April 11, 2023
3 learnings when kicking off a project.
At Reason, it's our business to deliver successful digital projects. Kicking off is the most important part of the journey, don’t get it right and you are playing catch up and putting out fires from day 1.
At Reason, it's our business to deliver successful digital projects. Kicking off is the most important part of the journey, don’t get it right and you are playing catch up and putting out fires from day 1. Throughout the years we have learned that the biggest challenges at the start of the project are inevitably human shaped ones. In this post I outline 3 of the biggest learnings we have, and what we do to overcome them.
1 - No one has worked together before (a lot of the time)
Not always the case, but quite often project teams, client teams, stakeholders have never worked together before. This is one of the biggest influencers of project success but never seems to be addressed. When we talk about risks we discuss dependencies, scaling issues, complexity but above all we should be addressing that success of any project is 100% reliant on the team working well together.
"success of any project is 100% reliant on the team working well together."
2 - Everyone has a different opinion on how long things should take
At Reason we champion Lean, Agile, autonomous cross-functional teams as the primary catalyst in digital transformation, the nature of these teams is we are all individuals and all have varying expertise in different areas.
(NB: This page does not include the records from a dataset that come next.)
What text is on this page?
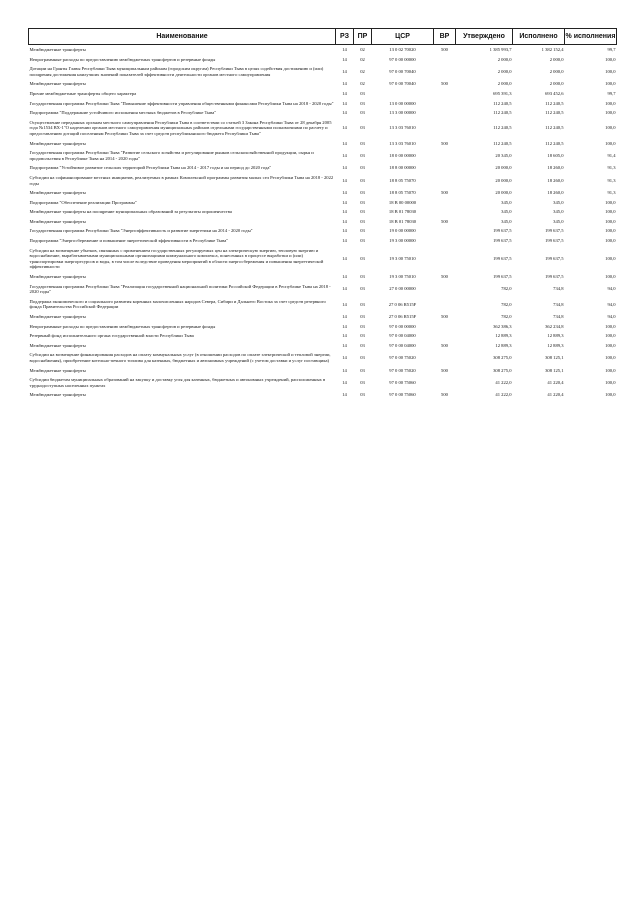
Наименование	РЗ	ПР	ЦСР	ВР	Утверждено	Исполнено	% исполнения
Межбюджетные трансферты	14	02	13 0 02 70020	500	1 385 993,7	1 382 152,4	99,7
Непрограммные расходы по предоставлению межбюджетных трансфертов и резервные фонды	14	02	97 0 00 00000		2 000,0	2 000,0	100,0
Дотации на Гранты Главы Республики Тыва муниципальным районам (городским округам) Республики Тыва в целях содействия достижению и (или) поощрения достижения наилучших значений показателей эффективности деятельности органов местного самоуправления	14	02	97 0 00 70040		2 000,0	2 000,0	100,0
Межбюджетные трансферты	14	02	97 0 00 70040	500	2 000,0	2 000,0	100,0
Прочие межбюджетные трансферты общего характера	14	03			695 391,3	693 452,6	99,7
Государственная программа Республики Тыва "Повышение эффективности управления общественными финансами Республики Тыва на 2018 - 2020 годы"	14	03	13 0 00 00000		112 240,5	112 240,5	100,0
Подпрограмма "Поддержание устойчивого исполнения местных бюджетов в Республике Тыва"	14	03	13 3 00 00000		112 240,5	112 240,5	100,0
Осуществление переданных органам местного самоуправления Республики Тыва в соответствии со статьей 3 Закона Республики Тыва от 28 декабря 2005 года №1534 ВХ-1"О наделении органов местного самоуправления муниципальных районов отдельными государственными полномочиями по расчету и предоставлению дотаций поселениям Республики Тыва за счет средств республиканского бюджета Республики Тыва"	14	03	13 3 03 76010		112 240,5	112 240,5	100,0
Межбюджетные трансферты	14	03	13 3 03 76010	500	112 240,5	112 240,5	100,0
Государственная программа Республики Тыва "Развитие сельского хозяйства и регулирование рынков сельскохозяйственной продукции, сырья и продовольствия в Республике Тыва на 2014 - 2020 годы"	14	03	18 0 00 00000		20 345,0	18 605,0	91,4
Подпрограмма "Устойчивое развитие сельских территорий Республики Тыва на 2014 - 2017 годы и на период до 2020 года"	14	03	18 8 00 00000		20 000,0	18 260,0	91,3
Субсидии на софинансирование местных инициатив, реализуемых в рамках Комплексной программы развития малых сел Республики Тыва на 2018 - 2022 годы	14	03	18 8 05 75070		20 000,0	18 260,0	91,3
Межбюджетные трансферты	14	03	18 8 05 75070	500	20 000,0	18 260,0	91,3
Подпрограмма "Обеспечение реализации Программы"	14	03	18 В 00 00000		345,0	345,0	100,0
Межбюджетные трансферты на поощрение муниципальных образований за результаты опрошенчества	14	03	18 В 01 78030		345,0	345,0	100,0
Межбюджетные трансферты	14	03	18 В 01 78030	500	345,0	345,0	100,0
Государственная программа Республики Тыва "Энергоэффективность и развитие энергетики на 2014 - 2020 годы"	14	03	19 0 00 00000		199 637,5	199 637,5	100,0
Подпрограмма "Энергосбережение и повышение энергетической эффективности в Республике Тыва"	14	03	19 3 00 00000		199 637,5	199 637,5	100,0
Субсидии на возмещение убытков, связанных с применением государственных регулируемых цен на электрическую энергию, тепловую энергию и водоснабжение, вырабатываемыми муниципальными организациями коммунального комплекса, понесенных в процессе выработки и (или) транспортировки энергоресурсов и воды, в том числе вследствие проведения мероприятий в области энергосбережения и повышения энергетической эффективности	14	03	19 3 00 75010		199 637,5	199 637,5	100,0
Межбюджетные трансферты	14	03	19 3 00 75010	500	199 637,5	199 637,5	100,0
Государственная программа Республики Тыва "Реализация государственной национальной политики Российской Федерации в Республике Тыва на 2018 - 2020 годы"	14	03	27 0 00 00000		782,0	734,8	94,0
Поддержка экономического и социального развития коренных малочисленных народов Севера, Сибири и Дальнего Востока за счет средств резервного фонда Правительства Российской Федерации	14	03	27 0 06 R515F		782,0	734,8	94,0
Межбюджетные трансферты	14	03	27 0 06 R515F	500	782,0	734,8	94,0
Непрограммные расходы по предоставлению межбюджетных трансфертов и резервные фонды	14	03	97 0 00 00000		362 386,3	362 234,8	100,0
Резервный фонд исполнительного органа государственной власти Республики Тыва	14	03	97 0 00 04000		12 889,3	12 889,3	100,0
Межбюджетные трансферты	14	03	97 0 00 04000	500	12 889,3	12 889,3	100,0
Субсидии на возмещение финансирования расходов на оплату коммунальных услуг (в отношении расходов по оплате электрической и тепловой энергии, водоснабжения), приобретение котельно-печного топлива для казенных, бюджетных и автономных учреждений (с учетом доставки и услуг поставщика)	14	03	97 0 00 75020		308 275,0	308 125,1	100,0
Межбюджетные трансферты	14	03	97 0 00 75020	500	308 275,0	308 125,1	100,0
Субсидии бюджетам муниципальных образований на закупку и доставку угля для казенных, бюджетных и автономных учреждений, расположенных в труднодоступных населенных пунктах	14	03	97 0 00 75060		41 222,0	41 220,4	100,0
Межбюджетные трансферты	14	03	97 0 00 75060	500	41 222,0	41 220,4	100,0
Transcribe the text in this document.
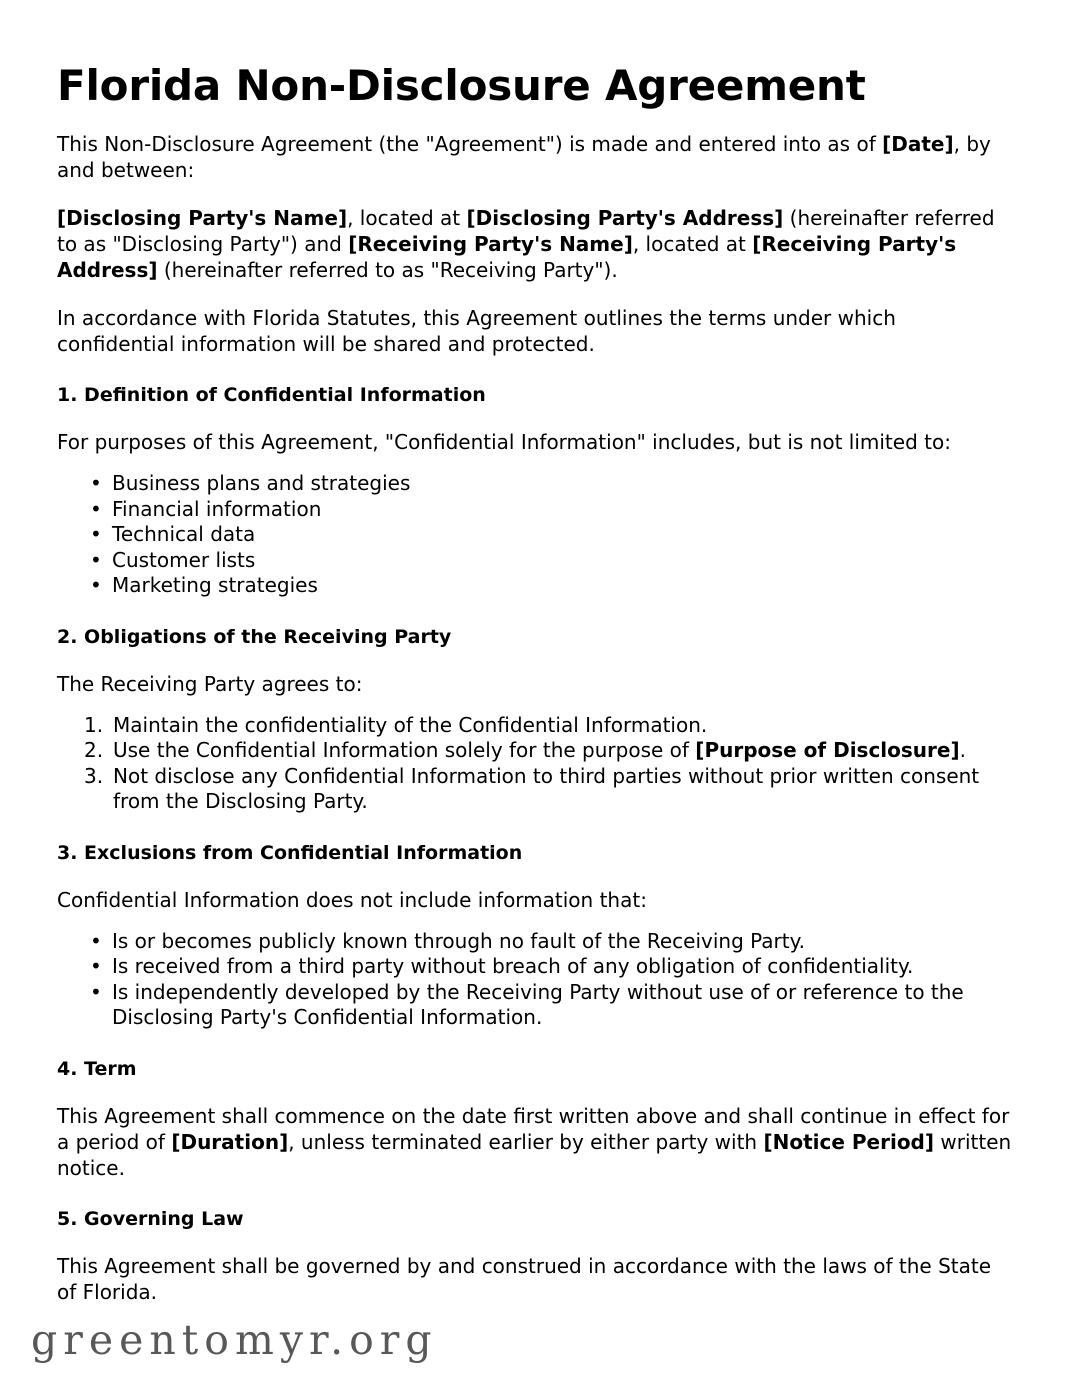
Florida Non-Disclosure Agreement

This Non-Disclosure Agreement (the "Agreement") is made and entered into as of [Date], by and between:

[Disclosing Party's Name], located at [Disclosing Party's Address] (hereinafter referred to as "Disclosing Party") and [Receiving Party's Name], located at [Receiving Party's Address] (hereinafter referred to as "Receiving Party").

In accordance with Florida Statutes, this Agreement outlines the terms under which confidential information will be shared and protected.

1. Definition of Confidential Information

For purposes of this Agreement, "Confidential Information" includes, but is not limited to:

• Business plans and strategies
• Financial information
• Technical data
• Customer lists
• Marketing strategies
2. Obligations of the Receiving Party

The Receiving Party agrees to:

Maintain the confidentiality of the Confidential Information.
Use the Confidential Information solely for the purpose of [Purpose of Disclosure].
Not disclose any Confidential Information to third parties without prior written consent from the Disclosing Party.
3. Exclusions from Confidential Information

Confidential Information does not include information that:

• Is or becomes publicly known through no fault of the Receiving Party.
• Is received from a third party without breach of any obligation of confidentiality.
• Is independently developed by the Receiving Party without use of or reference to the Disclosing Party's Confidential Information.
4. Term

This Agreement shall commence on the date first written above and shall continue in effect for a period of [Duration], unless terminated earlier by either party with [Notice Period] written notice.

5. Governing Law

This Agreement shall be governed by and construed in accordance with the laws of the State of Florida.

greentomyr.org
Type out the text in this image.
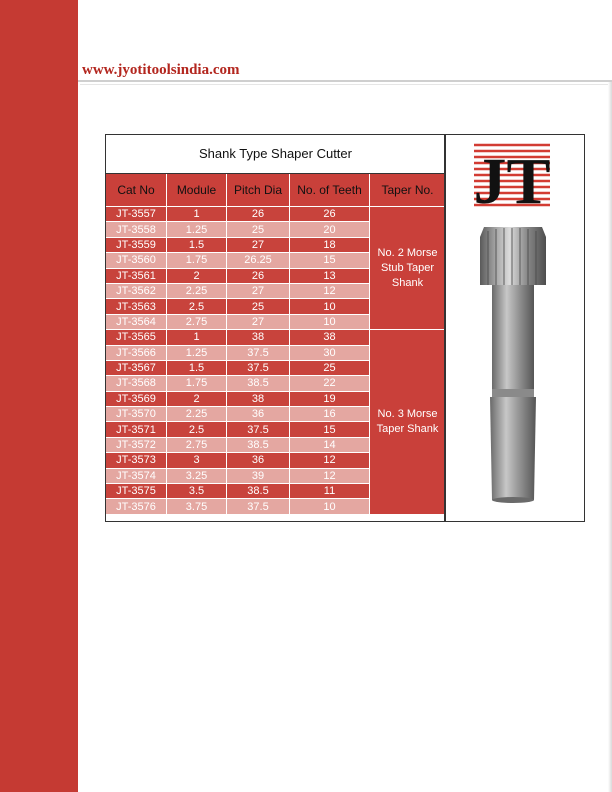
www.jyotitoolsindia.com
Shank Type Shaper Cutter				
Cat No	Module	Pitch Dia	No. of Teeth	Taper No.
JT-3557	1	26	26	No. 2 Morse Stub Taper Shank
JT-3558	1.25	25	20	
JT-3559	1.5	27	18	
JT-3560	1.75	26.25	15	
JT-3561	2	26	13	
JT-3562	2.25	27	12	
JT-3563	2.5	25	10	
JT-3564	2.75	27	10	
JT-3565	1	38	38	No. 3 Morse Taper Shank
JT-3566	1.25	37.5	30	
JT-3567	1.5	37.5	25	
JT-3568	1.75	38.5	22	
JT-3569	2	38	19	
JT-3570	2.25	36	16	
JT-3571	2.5	37.5	15	
JT-3572	2.75	38.5	14	
JT-3573	3	36	12	
JT-3574	3.25	39	12	
JT-3575	3.5	38.5	11	
JT-3576	3.75	37.5	10	
JT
We have a natural inclination to gloss over what we don’t understand and can therefore find it hard to believe that certain aspects of a project can take so long. We need to build clarity into the amount of work that goes into each part of the project as well as build up the level of trust in our team members expertise in their chosen fields when building software, like in any team activity you are only as fast as your slowest member.
3 - Our memories are crap
How many times have you walked out of a meeting 100% certain that everyone was in alignment and agreed to everything, only to find out everyone still has conflicting views. We are tuned only to remember what we deem important in conversations, our brains have evolved to remember spatial things not conversations, spreadsheet line items or jira tickets - Fun Fact competitors in the memory olympics use a process called the memory palace which uses visualizations with the use of spatial memory, familiar information about one's environment, to quickly and efficiently recall information.
At Reason we are hyper conscious of the human factors of any project and are constantly exploring ways to ensure an efficient and human shaped start to projects. Below are some of our approaches that we have been using - special thanks to Greg Morell and the team at Agency Agile for being a huge influence in this.
Pull, not push:
Brief’s don’t help, they are created in isolation of software delivery and generally not written by the people who will be delivering the project. So rather than take a brief, we ask the team to author co-author a vision by interviewing stakeholders and people with the knowledge. Using a simple 5 step framework of Vision, Key Behaviours, Platform & Approach, Questions, Success the team authors the brief that is then presented and built on in partnership with the client. The principles behind this are:
- They are written by the team, not an individual
- Everything is discussed
- If you say something, you write it yourself - as TLC say ‘no scribes’
We use the output of this as a project charter, something that helps guide us throughout the project. It is an emotional contract that the team and stakeholders buy into.
Allow the team to build the scope
One of the things that has never sat right with me about ‘agile’ software development is the idea that we start with a backlog, this fully fledged prioritised thing that lives in Jira/Trello/Spreadsheet just appears out of mid air and we can get to work. More often than not this is created using a bucket of requirements and much like a brief done in isolation of the team.
Starting with the project charter and vision the cross functional team responsible for delivering the project begin to note down all of the capabilities required to deliver this vision. We then allow the team to organise these capabilities into a logical grouping, logical for the designers in the room, logical for the engineers in the room and logical for the stakeholders in the room.
One by one (or in pairs) team members draw out success criteria for each capability, what exactly does this have to do in order for us to deliver on our vision.
Together now, we have built a backlog that is full of goals (epics), capabilities (user stories) and success criteria for each, all agreed, all created by the people responsible for delivering software.
Make it real
Remember earlier when I said our brains were evolved to remember visual and spatial things? That is why we use physical cards to build our backlog, the team is able to create a physical picture in their mind of what the project entails, and as the project moves forward we will be remembering discussions and scope in relation to where they were on the wall rather than what row or column it is in the spreadsheet.
We use a physical scope line to move success criteria, user stories and sometimes even epics out of scope. By making this evident in the world there is no confusion about what is in and out of scope. Stakeholders, team members - anyone can do this, but to move it below they line there has to be justification.
Be transparent
Remember the risk that everyone has a different idea about how long things should take, this is no more evident than with stakeholders. By walking (or even better creating) these physical backlogs with stakeholders there is a clear understanding about the level of effort and the complexity of everything.
This transparency goes from estimation to cost, as a services business we believe in being 100% transparent of the cost of each activity to the client. It allows us to have conversations along the lines of ‘if this was my money, here is where I would spend it’.
Using this process might mean you are a little bit slower in kicking off a project, but what is a few days if you are talking about the success of a project. We call this ‘start slow to move fast’.
Whether we are running a 4 week concept project or a 6 month scaling programme this approach ensures success.